El monte.
Echarse al monte; la cabra tira al monte; poner puertas al monte (¿será el de
Venus…)? Qué bonito es el monte. Da para
todo tipo de refranes, metáforas y documentales de la 2.
Sin ser
cabra ni disfrutar presentemente de monte venusiano alguno en forma activa ni
pasiva, he de confesar que me encanta el Monte. No me echo al monte, aunque me
gustaría tirarme alguno; nada que no piensen la mayoría de los hombres y
bastantes mujeres de mi edad. Supongo que estas cosas ya no escandalizan a
nadie en esta sociedad tan avanzada en la que nos ha tocado vivir. Aunque si
este blog tuviera, pongamos por caso, 300.000 lectores en lugar de 3.0, seguro
que habría alguno que se sentiría escandalizado por la retranca.
O no, who knows?.
En fin, no
se trata ahora de enhebrar ironías más o menos finas–si bien la tentación está
siempre presente–. Hablo del monte básicamente porque me gusta. El monte, los
caminos de tierra, el campo, la yerba y los árboles, la lluvia, el rocío y el
sol, el viento y las flores en la niebla son como un parque de atracciones, una
especie de montaña rusa, noria y carrusel de libertad adonde acudimos con
nosotros mismos para dar rienda suelta a emociones pesadas o indagar en
interioridades que ni siquiera sabemos que llevamos dentro.
El monte, el
espacio natural es conexión, raíz. En realidad, es el espacio más puro,
alejado de la vorágine, una vacación de la neurosis.

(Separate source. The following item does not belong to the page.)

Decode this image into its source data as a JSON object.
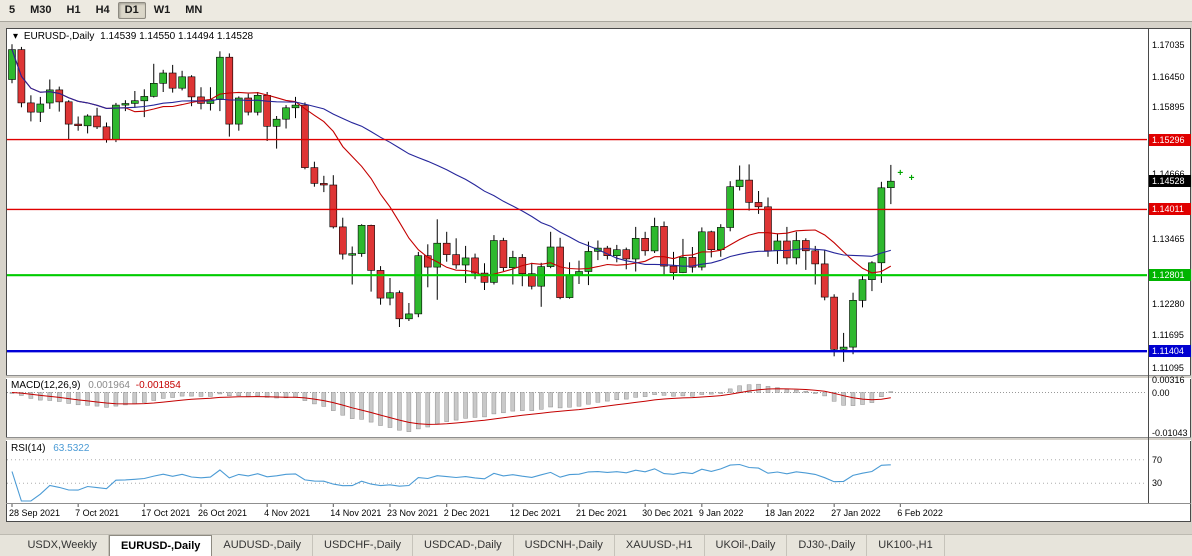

Aunque haya gente que entre árboles se siente como pez en lonja–perfectamente legítimo–para mi
el monte, el campo es un buen amigo que pide poco y da mucho de corazón. Ir al
monte supone alimento goxo, un
desembarazo de cargas y una recarga de energía. Sutil y delicada, pero firme e
inalienable. A cambio, busco cuidarlo y
respetarlo. Me muestro agradecido por el silencio cómplice del árbol, el
sonido de la bota contra la tierra, el canturreo de las aves y las briznas de
sol en una tarde nubosa.
Me gusta el
monte. Sin puertas. Sin cierres. Simple.